Тяжело скрипнула дверь, впустив внутрь клочья серого тумана и запах страха. Вошел его отец, Ратибор. Лицо старосты было полем битвы, где морщины, как шрамы, боролись с отчаянием. Его глаза, выцветшие и уставшие, несли на себе тяжесть всех зим, всех голодных весен, всех смертей, что он видел.

– Опять железо мучаешь, сын? – голос был хриплым, надтреснутым, как старый горшок. – Скоро землю пахать, скотину кормить. А ты все игрушки себе куешь, словно смерти ищешь.

Всеволод не обернулся, не удостоил его взглядом. Он сжал раскаленный клинок щипцами и погрузил его в дубовую бочку с водой. Кузницу оглушило яростное, злобное шипение. Клубы густого пара взметнулись к закопченному потолку, неся с собой запах горячей стали и горелой окалины. Это был запах его души.

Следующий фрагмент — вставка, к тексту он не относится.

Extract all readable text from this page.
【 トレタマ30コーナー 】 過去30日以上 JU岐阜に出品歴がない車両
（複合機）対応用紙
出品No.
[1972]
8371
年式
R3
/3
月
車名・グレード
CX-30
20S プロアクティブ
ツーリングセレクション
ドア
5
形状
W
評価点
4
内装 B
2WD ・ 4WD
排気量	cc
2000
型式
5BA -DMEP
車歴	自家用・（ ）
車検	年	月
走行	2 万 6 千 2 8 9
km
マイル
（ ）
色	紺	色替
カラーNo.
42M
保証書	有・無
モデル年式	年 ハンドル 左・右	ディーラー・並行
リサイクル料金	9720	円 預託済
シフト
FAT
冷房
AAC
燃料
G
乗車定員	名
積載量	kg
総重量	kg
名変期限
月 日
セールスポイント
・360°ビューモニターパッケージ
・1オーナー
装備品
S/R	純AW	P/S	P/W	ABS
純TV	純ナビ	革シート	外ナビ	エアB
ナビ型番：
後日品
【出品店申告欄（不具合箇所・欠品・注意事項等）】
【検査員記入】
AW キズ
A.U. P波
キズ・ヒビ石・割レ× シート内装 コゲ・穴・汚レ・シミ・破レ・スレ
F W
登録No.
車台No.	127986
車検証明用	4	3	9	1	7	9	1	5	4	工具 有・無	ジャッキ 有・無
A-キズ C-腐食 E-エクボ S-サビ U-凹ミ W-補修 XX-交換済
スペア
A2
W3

– Эти «игрушки» однажды спасут чью-то шкуру, отец, – ответил он, не поворачиваясь. Его голос был низок и ровен, но в нем звучал тот же холодный металл, что он держал в руках. – Плуг от хазарского аркана не укроет и глотку от разбойничьего ножа не заслонит.

Ратибор тяжело, со свистом вздохнул. В груди старика заворочался холодный ком. Он видел слепую, звериную силу своего младшего, видел ум, острый и опасный, как осколок стекла, в его глазах. Но эта одержимость насилием, эта тихая, сосредоточенная ярость его пугала до дрожи в поджилках. Старший сын, Доброгнез, был его продолжением, его надеждой. Крепкий, хозяйственный, рассудительный. Он был землей. Плодородной, понятной. А этот… Этот был словно дикий огонь, который вырвался из-под контроля. Зверь, которого он сам породил, но которого совершенно не знал, как приручить. Он смотрел на могучую спину сына, на игру мускулов под кожей, на тот жар, что исходил от него, и с ужасом понимал, что этот зверь однажды либо спасет их всех, либо сожжет дотла вместе с врагами.

Глава 2: Духи и Жертвы

Жизнь в деревне была грязной, короткой и целиком зависела от тех, кого никто не видел, но чье присутствие ощущалось кожей. Здесь не рассуждали о богах – с ними жили. Жили в постоянном, унизительном страхе и раболепном почитании. Мир был пронизан невидимыми нитями силы, и дернуть не за ту нить означало обречь себя на муки. Это было не абстрактной верой, а brutal-ным знанием, выученным на сломанных костях и опухших от голода животах предков.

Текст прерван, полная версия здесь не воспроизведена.